VEST external stent demonstrates low event and disease rates in two prospective trials


Clinical data presented at the 2019 European Cardio-Thoracic Surgery (EACTS) annual meeting (3-5 October, Lisbon, Portugal), from two prospective trials of the VEST external stent for vein grafts during coronary artery bypass surgery (CABG), showed low major adverse cardiac and cerebrovascular events (MACCE) rates up to three years, excellent patency rates and a significant reduction in the progression of vein graft disease.

David Taggart (John Radcliffe Hospital, Oxford, UK) presented the results of the VEST III trial at the late breaking clinical trials session.
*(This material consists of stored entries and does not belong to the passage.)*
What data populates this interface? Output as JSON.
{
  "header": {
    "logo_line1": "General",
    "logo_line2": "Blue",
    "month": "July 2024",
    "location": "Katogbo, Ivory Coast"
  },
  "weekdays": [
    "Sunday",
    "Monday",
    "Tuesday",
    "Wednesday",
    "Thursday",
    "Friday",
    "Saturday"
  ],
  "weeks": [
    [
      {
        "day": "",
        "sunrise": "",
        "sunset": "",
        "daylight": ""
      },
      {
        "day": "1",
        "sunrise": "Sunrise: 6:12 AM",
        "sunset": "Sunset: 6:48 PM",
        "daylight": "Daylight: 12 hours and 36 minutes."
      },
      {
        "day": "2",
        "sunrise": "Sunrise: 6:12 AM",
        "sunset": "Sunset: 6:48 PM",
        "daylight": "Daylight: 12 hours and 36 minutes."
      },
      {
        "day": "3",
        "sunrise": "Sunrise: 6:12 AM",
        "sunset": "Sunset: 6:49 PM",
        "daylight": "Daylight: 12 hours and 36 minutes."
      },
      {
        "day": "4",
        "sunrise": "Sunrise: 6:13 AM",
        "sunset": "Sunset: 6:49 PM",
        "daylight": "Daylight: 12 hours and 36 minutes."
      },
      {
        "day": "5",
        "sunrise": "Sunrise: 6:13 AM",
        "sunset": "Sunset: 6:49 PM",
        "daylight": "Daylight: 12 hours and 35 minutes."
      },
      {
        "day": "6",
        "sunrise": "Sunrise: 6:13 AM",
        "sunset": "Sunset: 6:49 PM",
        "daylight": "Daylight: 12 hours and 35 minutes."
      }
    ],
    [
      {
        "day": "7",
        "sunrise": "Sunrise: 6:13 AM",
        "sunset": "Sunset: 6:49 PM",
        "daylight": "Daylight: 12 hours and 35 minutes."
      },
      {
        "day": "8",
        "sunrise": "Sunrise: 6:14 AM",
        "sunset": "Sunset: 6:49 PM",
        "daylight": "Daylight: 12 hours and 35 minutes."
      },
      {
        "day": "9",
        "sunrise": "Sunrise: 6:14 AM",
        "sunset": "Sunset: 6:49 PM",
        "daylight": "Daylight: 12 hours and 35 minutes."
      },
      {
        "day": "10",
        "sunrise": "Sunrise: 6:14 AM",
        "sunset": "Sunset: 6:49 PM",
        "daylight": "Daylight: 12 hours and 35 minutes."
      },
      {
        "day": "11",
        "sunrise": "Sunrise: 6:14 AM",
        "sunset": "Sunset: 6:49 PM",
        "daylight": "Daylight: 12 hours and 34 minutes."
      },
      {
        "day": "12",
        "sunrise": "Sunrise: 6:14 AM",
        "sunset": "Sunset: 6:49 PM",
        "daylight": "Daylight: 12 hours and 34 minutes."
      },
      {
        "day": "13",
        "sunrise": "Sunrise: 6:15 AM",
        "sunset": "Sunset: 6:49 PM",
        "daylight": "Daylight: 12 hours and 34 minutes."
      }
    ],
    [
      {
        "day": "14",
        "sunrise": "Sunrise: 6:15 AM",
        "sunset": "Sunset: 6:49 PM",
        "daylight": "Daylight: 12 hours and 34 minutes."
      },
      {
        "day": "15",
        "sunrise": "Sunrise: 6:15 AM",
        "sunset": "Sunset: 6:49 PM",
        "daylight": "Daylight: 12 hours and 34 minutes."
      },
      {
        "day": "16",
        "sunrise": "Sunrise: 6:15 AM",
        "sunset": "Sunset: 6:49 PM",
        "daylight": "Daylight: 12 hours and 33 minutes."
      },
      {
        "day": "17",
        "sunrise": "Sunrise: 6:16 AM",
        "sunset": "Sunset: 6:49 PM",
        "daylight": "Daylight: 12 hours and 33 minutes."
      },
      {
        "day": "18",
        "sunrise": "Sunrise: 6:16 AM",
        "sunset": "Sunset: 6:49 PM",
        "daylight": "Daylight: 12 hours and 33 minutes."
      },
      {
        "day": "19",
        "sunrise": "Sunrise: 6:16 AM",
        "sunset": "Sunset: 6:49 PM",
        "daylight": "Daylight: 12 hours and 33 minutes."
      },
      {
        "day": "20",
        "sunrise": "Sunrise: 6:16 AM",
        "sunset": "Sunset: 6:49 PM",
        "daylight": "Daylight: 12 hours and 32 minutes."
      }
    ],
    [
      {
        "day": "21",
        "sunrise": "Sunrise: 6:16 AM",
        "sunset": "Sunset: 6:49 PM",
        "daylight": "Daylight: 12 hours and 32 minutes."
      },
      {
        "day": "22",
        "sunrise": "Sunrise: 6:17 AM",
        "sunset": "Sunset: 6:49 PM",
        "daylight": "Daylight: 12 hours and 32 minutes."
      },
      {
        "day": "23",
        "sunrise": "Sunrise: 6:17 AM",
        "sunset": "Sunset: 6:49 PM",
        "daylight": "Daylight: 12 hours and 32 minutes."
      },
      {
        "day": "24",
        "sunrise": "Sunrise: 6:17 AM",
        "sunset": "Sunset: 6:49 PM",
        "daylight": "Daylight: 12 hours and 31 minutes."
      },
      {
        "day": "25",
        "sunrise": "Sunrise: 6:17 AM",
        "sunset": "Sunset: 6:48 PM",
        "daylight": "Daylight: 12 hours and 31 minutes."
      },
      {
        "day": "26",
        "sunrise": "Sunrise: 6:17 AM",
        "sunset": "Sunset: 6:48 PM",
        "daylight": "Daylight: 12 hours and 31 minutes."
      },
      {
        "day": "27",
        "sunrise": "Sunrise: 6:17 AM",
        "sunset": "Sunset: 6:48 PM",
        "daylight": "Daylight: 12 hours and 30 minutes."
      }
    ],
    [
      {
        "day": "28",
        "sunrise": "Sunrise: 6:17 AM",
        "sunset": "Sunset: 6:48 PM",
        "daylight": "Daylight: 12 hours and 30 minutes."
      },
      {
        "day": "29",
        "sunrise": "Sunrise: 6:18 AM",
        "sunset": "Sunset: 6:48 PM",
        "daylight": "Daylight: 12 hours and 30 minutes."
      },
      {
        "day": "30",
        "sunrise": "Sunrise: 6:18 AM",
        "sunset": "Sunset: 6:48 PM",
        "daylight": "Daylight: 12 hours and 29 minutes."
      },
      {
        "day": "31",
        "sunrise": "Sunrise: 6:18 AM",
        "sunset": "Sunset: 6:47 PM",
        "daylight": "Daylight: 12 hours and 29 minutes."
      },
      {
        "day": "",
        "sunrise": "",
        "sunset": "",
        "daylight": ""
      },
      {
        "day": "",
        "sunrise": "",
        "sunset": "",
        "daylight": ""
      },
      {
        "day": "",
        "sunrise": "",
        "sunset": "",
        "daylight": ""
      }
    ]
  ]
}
VEST III is a randomized controlled trial that enrolled 184 patients in 14 centres across Germany, Austria, Israel and the UK. At two years, the trial met its primary and secondary endpoints, showing superior perfect patency rates (Fitzgibbon I) of externally stented vein grafts compared to the control group (66.4% vs 53.6%, p value = 0.02) and a highly significant reduction of 25% (p value <0.001) in both intimal area and thickness assessed by intravascular ultrasound (IVUS).

“The results of the VEST III trial confirm our previous observations regarding the bio-mechanical effects of external stenting,” said Taggart. “This is another milestone in our ongoing efforts to improve coronary surgery and patients’ quality of life. As the principle investigator of the first-in-human VEST I trial in 2011, and someone who has closely followed the evolution of this technology in the last 10 years, it is very satisfying to see how the combined effort of surgeons, scientists and innovators has led to a technology with high clinical impact.”

Luca Weltert (European Hospital, Rome, Italy) presented interim results from a led all comers study that evaluated angiographic and clinical outcomes in 51 patients. The majority of patients underwent off pump CABG (77%) and all vein grafts were supported with the VEST external stent. CT angiography was performed at one year and patients were prospectively followed every six months for MACCE.

Although the average age of the study cohort was 73.5, with 32% of patients having had a prior primary coronary intervention (PCI), at average follow-up of 3 years, MACCE rates were 2% with only one patient requiring revascularisation to a de-novo coronary lesion. At one year, CT angiography demonstrated 100% patency of the VEST externally supported vein grafts.

“It is very encouraging to see that “real world” data supports the evidence from randomized trials,” said Prof. Luca Weltert. “Very often, we see big gaps between clinical results of randomized cohorts, which are highly selective in nature, and the results in our day to day practice. Our interim follow-up data shows that at 3 years, clinical and angiographic results are superior compared to those observed in published randomised trials.”